Jookabox’s third album (after previous releases as Grampall Jookabox) is a queasy psychedelic mapping of songwriter David ‘Moose’ Adamson’s Indianapolis home, specifically the city’s troubled East Side. As the title and the skull-filled artwork indicate, Adamson sees the city as a land of the undead, penning odes to the phantoms and zombies he sees inhabiting the streets.
With its thickly layered, multi-voiced narratives, codes and reprises, ‘Dead Zone Boys’ gives off signs of a concept album, but the foggy, dubbed-out production obscures any linear story or clear messages. Instead, Jookabox’s Indianapolis comes to life in a shadowy series of hallucinatory fragments, akin to the domestic mysticism of Mark E Smith’s Manchester or Jah Wobble’s London.
Musically, Adamson and his cohorts, primarily drummer Patrick ‘Ostry’ ‘Sweets’ Okerson, whose pounding military beats first draw us in, fashion a mush of funk, soul, bluegrass and pop influences into a peculiarly dark, glassy mosaic. Jookabox continually conjure up cinematic sounds to compliment the lyrical imagery. ‘Gonna Need the Guns/Doom Hope’ sees Adamson in James Brown mode, marshalling his band through a spaghetti western, while ‘You Cried Me’ is a disarmingly rapid hillbilly interlude of the sort that punctuates the zippy action of the Coen brothers’ zanier features.

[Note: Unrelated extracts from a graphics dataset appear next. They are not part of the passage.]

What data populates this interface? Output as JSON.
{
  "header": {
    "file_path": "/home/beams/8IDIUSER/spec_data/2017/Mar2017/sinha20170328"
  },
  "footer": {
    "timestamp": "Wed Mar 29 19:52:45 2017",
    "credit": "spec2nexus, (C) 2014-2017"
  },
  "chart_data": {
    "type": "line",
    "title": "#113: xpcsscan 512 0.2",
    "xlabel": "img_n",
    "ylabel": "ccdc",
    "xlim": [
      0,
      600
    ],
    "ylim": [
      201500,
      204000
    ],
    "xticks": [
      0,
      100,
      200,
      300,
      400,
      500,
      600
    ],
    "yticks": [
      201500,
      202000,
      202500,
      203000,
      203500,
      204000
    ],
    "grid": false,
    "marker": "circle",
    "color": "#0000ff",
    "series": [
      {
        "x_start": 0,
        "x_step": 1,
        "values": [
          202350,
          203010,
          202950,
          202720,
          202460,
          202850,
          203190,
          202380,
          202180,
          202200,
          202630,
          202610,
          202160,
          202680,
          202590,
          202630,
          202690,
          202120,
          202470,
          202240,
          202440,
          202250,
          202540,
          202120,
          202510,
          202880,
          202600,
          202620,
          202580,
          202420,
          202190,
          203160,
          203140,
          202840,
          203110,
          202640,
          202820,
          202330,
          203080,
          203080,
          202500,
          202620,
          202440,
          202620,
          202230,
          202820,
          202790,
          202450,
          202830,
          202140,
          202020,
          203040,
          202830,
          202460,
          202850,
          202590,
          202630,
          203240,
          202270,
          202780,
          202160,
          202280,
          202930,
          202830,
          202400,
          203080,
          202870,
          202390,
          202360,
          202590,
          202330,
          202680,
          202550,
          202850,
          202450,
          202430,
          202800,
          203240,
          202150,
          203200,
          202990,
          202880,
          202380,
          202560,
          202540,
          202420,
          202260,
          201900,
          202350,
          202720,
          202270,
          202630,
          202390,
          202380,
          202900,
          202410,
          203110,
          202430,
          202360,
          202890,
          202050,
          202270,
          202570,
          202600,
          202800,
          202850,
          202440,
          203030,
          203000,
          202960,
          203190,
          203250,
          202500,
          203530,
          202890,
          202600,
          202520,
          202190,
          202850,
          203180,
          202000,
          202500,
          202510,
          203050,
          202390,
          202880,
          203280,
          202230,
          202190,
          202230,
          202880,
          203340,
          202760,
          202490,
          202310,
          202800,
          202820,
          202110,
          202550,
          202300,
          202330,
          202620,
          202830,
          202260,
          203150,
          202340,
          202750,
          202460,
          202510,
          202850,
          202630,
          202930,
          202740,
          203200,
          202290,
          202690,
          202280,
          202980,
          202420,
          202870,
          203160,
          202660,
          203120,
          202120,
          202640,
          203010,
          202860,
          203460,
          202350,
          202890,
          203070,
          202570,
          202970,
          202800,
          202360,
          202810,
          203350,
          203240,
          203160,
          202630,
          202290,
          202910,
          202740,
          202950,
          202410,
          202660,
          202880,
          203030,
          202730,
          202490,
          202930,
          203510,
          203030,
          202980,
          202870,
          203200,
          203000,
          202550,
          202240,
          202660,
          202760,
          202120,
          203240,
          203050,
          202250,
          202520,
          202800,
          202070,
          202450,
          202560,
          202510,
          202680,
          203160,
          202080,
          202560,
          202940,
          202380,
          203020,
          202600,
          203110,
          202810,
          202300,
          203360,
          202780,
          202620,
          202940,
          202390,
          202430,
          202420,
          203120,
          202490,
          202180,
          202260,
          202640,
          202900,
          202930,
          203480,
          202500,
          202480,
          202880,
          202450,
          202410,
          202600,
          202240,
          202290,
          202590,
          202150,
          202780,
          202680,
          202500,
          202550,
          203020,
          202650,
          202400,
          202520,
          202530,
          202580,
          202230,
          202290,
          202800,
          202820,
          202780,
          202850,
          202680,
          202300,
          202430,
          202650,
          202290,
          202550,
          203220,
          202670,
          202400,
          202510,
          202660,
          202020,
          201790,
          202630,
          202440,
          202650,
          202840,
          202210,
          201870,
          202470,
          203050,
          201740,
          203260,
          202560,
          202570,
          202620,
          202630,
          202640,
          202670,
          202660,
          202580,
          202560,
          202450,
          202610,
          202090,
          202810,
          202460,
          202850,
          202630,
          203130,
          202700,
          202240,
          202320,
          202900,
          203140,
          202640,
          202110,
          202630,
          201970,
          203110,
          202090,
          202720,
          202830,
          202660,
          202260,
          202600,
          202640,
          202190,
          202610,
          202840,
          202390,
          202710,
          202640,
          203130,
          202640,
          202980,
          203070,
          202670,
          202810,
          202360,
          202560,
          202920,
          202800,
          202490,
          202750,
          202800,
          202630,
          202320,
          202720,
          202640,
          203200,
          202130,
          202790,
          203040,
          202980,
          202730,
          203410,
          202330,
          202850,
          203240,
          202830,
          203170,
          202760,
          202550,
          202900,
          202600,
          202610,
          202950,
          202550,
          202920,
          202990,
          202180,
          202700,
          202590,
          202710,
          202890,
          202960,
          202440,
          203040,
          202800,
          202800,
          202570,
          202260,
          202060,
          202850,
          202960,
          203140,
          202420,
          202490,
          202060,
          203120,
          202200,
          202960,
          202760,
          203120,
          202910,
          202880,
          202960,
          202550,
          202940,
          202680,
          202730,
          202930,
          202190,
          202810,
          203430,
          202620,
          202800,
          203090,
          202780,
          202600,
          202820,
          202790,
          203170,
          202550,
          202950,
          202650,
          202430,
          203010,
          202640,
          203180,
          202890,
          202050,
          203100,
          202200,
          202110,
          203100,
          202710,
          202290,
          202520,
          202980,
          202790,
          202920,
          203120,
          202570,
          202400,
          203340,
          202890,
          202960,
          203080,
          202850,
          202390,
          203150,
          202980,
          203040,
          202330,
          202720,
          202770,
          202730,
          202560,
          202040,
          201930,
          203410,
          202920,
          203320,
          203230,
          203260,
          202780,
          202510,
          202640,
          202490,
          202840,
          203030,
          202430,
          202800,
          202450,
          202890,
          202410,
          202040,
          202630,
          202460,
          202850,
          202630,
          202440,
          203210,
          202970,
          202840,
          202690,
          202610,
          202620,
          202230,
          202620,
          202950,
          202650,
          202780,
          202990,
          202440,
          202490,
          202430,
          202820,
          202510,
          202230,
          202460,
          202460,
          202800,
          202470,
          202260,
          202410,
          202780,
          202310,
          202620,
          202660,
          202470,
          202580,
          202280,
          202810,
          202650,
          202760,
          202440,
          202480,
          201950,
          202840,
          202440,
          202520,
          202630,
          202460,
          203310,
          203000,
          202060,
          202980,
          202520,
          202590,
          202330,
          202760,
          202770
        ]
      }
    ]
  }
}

Although packed with succinct, memorable tunes, ‘Dead Zone Boys’ main sticking point is the heavily pitch-bent vocals throughout the album. This isn’t the auto-tuning favoured in contemporary pop production, but the tape-manipulated craziness of Butthole Surfers’ Gibby Haynes at his most wilfully awkward. Although sometimes in keeping with the disembodied phantom voices haunting the mix, when it jars, as on ‘Glyphin’ Out’, the technique brings forth flashbacks to the heyday of helium rave. Least successful is closing track ‘F.I.T.F. #1’ where Adamson pitches himself downwards to a slurry moan, like the drunken tomfoolery of Ween at their worst.